Knowledge Highlights 5 November 2021
The Monetary Authority of Singapore (Resolution of Financial Institutions) Regulations 2018 (“Regulations”) have been amended with effect from 1 November 2021 to provide for the contractual recognition requirement for qualifying pertinent financial institutions (“QPFIs”) and their related entities to include enforceable provisions in their financial contracts which contain early termination rights where such contracts are governed by foreign law. The effect of the provisions is to have all parties to the contract agree that their exercise of termination rights will be subject to MAS’ temporary stay powers in the event of a resolution.
QPFIs will have three years from 1 November 2021 to make the necessary preparations to implement the contractual recognition requirement.
MAS will also be engaging the International Swaps and Derivatives Association (“ISDA”) to explore the possibilities of putting in place an ISDA Jurisdictional Module for Singapore, to support industry efforts.
In its consultation paper published on 16 July 2018, MAS proposed regulations to enhance the resolution regime for financial institutions in Singapore to support amendments introduced by the Monetary Authority of Singapore (Amendment) Act 2017. Among other things, in relation to temporary stays on termination rights, MAS proposed a contractual recognition requirement to ensure that certain contracts governed by foreign laws contain enforceable provisions the effect of which is that all the parties to the contract agree that their exercise of termination rights may be subject to MAS’ temporary stay powers.
However, in view of feedback received from respondents on the scope and application of the contractual recognition requirement, MAS stated in its Response on 26 October 2018 that it would not promulgate regulations relating to the contractual recognition requirement at that point in time, and would engage the industry further.

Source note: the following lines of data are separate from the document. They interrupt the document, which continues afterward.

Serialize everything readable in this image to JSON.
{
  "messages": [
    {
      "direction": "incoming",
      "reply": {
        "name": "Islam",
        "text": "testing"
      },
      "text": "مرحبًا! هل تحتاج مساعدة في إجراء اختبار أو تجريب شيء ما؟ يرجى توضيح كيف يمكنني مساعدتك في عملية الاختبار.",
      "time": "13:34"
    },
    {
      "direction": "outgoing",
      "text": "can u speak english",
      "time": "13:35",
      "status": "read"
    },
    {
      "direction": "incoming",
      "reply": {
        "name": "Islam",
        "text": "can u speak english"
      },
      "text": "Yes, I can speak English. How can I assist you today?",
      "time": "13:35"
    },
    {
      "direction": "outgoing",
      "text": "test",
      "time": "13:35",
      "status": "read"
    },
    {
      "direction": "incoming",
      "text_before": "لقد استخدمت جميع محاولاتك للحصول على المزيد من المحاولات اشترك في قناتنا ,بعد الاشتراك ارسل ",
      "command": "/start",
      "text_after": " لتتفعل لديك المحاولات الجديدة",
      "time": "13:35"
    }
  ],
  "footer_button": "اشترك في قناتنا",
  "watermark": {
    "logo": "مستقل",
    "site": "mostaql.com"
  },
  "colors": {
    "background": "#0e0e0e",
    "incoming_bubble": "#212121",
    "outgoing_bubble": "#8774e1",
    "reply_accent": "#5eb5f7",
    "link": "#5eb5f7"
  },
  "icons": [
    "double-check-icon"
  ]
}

MAS has since had further discussions with financial institutions which would be subject to the contractual recognition requirement, regarding the scope and application of the requirement. On 29 October 2021, MAS issued its Response relating to the requirement.
Set out below are the key responses which have been incorporated into the Regulations.
Scope of QPFIs
MAS had originally proposed that the contractual recognition requirement apply to QPFIs that are incorporated in Singapore and issued with a notice by MAS to perform recovery and resolution planning. These would be (a) banks, (b) financial holding companies, (c) operators or settlement institutions of designated payment systems, (d) approved exchanges, recognised market operators, licensed trade repositories, approved clearing houses, recognised clearing houses, approved holding companies, holders of a capital markets services licence, or depositories, or (e) insurers.
In response to feedback that the scope of QPFIs was too wide, MAS has narrowed the scope of QPFIs subject to the contractual recognition requirement to only banks incorporated in Singapore and to which a direction has been issued under the Monetary Authority of Singapore Act to perform recovery and resolution planning, and the subsidiaries of these banks. The contractual recognition requirement will not apply to banks operating as branches in Singapore.
Scope of contracts
In its Response, MAS has stated that the contractual recognition requirement will apply to:
(a) a contract that is a financial contract (i.e. a securities contract, a derivatives contract, a securities lending or repurchase agreement, and a spot contract) which is governed by foreign law and which contains a termination right; and
(b) any contract which falls within (a) above entered into, or any transaction executed under a contract which falls within (a) above, on or after 1 November 2024 (“relevant date”).
Hence, a financial contract which (i) contains a termination right but is governed by Singapore law, or (ii) is governed by foreign law but does not contain a termination right, will not be subject to the contractual recognition requirement.
Financial contracts between a QPFI and its intragroup entities are included in the scope of the contractual recognition requirement.
MAS has also clarified that the contractual recognition requirement will apply to contracts where new transactions are executed even if the contract had been entered into before the relevant date (including master agreements). On the other hand, contracts where there are transactions which are outstanding at the relevant date but where no new transactions are executed, will not be in scope. In other words, outstanding transactions of existing contracts as at the relevant date would not be impacted by the requirement. The requirement will impact new transactions executed after the relevant date.
Enforceability of contracts
In response to queries as to whether QPFIs are required to obtain a legal opinion stating the enforceability of the provisions which are inserted in contracts to recognise MAS’ temporary stay powers, MAS has clarified that while legal opinions on the enforceability of the provisions are not required, MAS expects QPFIs (and their subsidiaries) to satisfy themselves that the provisions are enforceable, and to be able to demonstrate so, should the need arise.